Women often put their careers on hold to raise children or care for sick family members, which impacts their ability to put money toward retirement. Women are 87% more likely than men to have to retire early to care for their family, Brannon said.

While women are more likely to leave the workforce early to care for others, they also face challenges meeting their healthcare needs. Women surveyed were 41% more likely than men to struggle with paying their medical bills in retirement. An Emotional Toll

Many retirement-age women struggle not only financiall­y with their retirement needs but also with anxiety and shame. Women are 41% more likely than men to say they feel stressed about retirement, Brannon said.

In the book Financial Feminist, money expert and podcast host Tori Dunlap writes that many financial woes women face come down to psychology. In working with clients, she found that women often experience substantia­l guilt and fear that impact their finances.

Dunlap generally suggests that women reevaluate their relationsh­ip with money. Her website, Her First 100K, aims to teach women about managing debt, negotiatin­g higher salaries, and saving more money for retirement.

Those priorities are important for women who feel their income is insufficie­nt for saving. More than half of the women in Clever’s survey said they didn’t make enough money in their working years to save for retirement.

Megan R. Gibbs, a Nebraska-based financial adviser at Edward Jones, says it’s important for women to understand their cash flow fully, including knowing which expenses are essential and which ones aren’t and reallocati­ng discretion­ary money toward savings accounts.

“Another strategy could be to utilize any cost of living wage increases to fund retirement investment­s, either through an employer plan or an individual retirement plan,” she adds. “Taking care to understand your employer benefits and how to maximize any kind of retirement-savings match program can be impactful for your savings.” Breaking the Cycle

While retired women today may be struggling, there are options. For example, Gibbs encourages women to maximize their Social Security benefits.

“You can start taking Social Security at 62, but your monthly checks will be much bigger if you can afford to wait until your full retirement age, which will be around 66½,” she explains. “If you are married, you may want to coordinate your benefits with those of your spouse — in some cases, it makes sense for the spouse with the lower benefits to claim first, based on their earnings record, and apply.”

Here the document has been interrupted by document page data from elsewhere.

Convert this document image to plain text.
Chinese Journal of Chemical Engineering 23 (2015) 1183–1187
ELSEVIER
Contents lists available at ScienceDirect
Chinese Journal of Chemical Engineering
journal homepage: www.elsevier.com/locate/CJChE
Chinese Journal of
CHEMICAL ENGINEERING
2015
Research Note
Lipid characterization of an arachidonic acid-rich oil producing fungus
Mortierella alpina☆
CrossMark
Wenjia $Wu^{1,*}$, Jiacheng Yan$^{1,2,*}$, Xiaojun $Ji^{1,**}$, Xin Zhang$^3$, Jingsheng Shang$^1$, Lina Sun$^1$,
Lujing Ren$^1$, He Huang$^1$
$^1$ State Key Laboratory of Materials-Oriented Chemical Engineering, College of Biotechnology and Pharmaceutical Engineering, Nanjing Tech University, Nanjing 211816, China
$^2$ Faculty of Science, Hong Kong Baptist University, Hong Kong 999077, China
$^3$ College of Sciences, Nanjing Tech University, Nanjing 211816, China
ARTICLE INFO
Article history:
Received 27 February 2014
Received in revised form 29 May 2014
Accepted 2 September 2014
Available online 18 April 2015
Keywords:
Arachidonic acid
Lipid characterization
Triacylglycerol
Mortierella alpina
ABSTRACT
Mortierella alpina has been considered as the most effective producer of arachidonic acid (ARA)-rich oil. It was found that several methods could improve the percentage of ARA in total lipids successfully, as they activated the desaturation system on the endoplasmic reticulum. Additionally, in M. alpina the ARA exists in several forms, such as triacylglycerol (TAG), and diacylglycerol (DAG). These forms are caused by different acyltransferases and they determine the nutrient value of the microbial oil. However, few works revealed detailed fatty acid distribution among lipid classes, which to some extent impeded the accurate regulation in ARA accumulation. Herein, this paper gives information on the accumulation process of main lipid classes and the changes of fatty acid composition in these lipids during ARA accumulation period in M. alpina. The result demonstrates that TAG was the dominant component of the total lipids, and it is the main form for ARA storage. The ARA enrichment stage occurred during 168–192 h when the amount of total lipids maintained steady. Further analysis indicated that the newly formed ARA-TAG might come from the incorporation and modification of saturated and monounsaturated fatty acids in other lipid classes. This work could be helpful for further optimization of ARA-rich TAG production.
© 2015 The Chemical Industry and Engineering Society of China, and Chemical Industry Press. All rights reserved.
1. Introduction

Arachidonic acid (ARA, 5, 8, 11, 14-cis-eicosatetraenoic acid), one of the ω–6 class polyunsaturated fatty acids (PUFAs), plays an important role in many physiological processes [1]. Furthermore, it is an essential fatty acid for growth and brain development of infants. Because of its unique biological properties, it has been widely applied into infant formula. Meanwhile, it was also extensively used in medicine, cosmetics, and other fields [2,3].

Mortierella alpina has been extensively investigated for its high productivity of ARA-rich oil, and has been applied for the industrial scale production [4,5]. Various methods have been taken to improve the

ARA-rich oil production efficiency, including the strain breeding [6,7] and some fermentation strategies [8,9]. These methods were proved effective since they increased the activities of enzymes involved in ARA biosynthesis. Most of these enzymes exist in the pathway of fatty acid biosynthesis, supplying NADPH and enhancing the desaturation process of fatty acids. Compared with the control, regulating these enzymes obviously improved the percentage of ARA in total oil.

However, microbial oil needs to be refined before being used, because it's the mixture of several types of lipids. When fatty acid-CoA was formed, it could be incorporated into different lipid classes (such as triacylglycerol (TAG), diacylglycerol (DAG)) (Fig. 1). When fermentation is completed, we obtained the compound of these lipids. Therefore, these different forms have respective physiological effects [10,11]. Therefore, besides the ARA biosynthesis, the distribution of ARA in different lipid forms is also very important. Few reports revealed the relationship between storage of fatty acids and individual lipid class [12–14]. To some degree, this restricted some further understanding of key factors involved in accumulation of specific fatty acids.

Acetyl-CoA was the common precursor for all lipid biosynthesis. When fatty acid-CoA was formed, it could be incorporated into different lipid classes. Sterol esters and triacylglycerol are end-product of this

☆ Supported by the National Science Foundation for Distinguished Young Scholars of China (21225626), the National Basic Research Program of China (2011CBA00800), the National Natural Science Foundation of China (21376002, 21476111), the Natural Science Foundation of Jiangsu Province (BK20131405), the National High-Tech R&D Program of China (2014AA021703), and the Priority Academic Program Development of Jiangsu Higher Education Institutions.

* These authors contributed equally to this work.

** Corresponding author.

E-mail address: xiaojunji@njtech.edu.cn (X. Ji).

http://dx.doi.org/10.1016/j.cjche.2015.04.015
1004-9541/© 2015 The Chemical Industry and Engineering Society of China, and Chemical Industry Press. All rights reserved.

Younger generation­s of women should consider saving for retirement as soon as possible. As of 2024, Americans meeting certain income requiremen­ts can contribute up to $7,000 per year toward an Individual Retirement Account (IRA). Additional­ly, 401(k) plans allow Americans to contribute up to $23,000 annually.

“Try to contribute as much as you can afford to your 401(k) or similar employer-sponsored retirement plan,” Gibbs concludes. “Your earnings can grow tax-deferred, and your contributi­ons can lower your taxable income.”

A common retirement savings benchmark is to have an amount equal to one’s salary saved by the time they’re 30 and three times their salary saved by 40.

Women shouldn’t necessaril­y feel discourage­d if they see these benchmarks come and go without meeting them. It’s possible to play “catch up” using other assets, whether it means selling a home or vehicle in the future — or setting a goal to increase the amount they put in retirement savings each year.

If one’s employer doesn’t currently offer a retirement plan, employees should consider asking their company to add one. Even a simplified retirement plan can mutually benefit the company and its employees.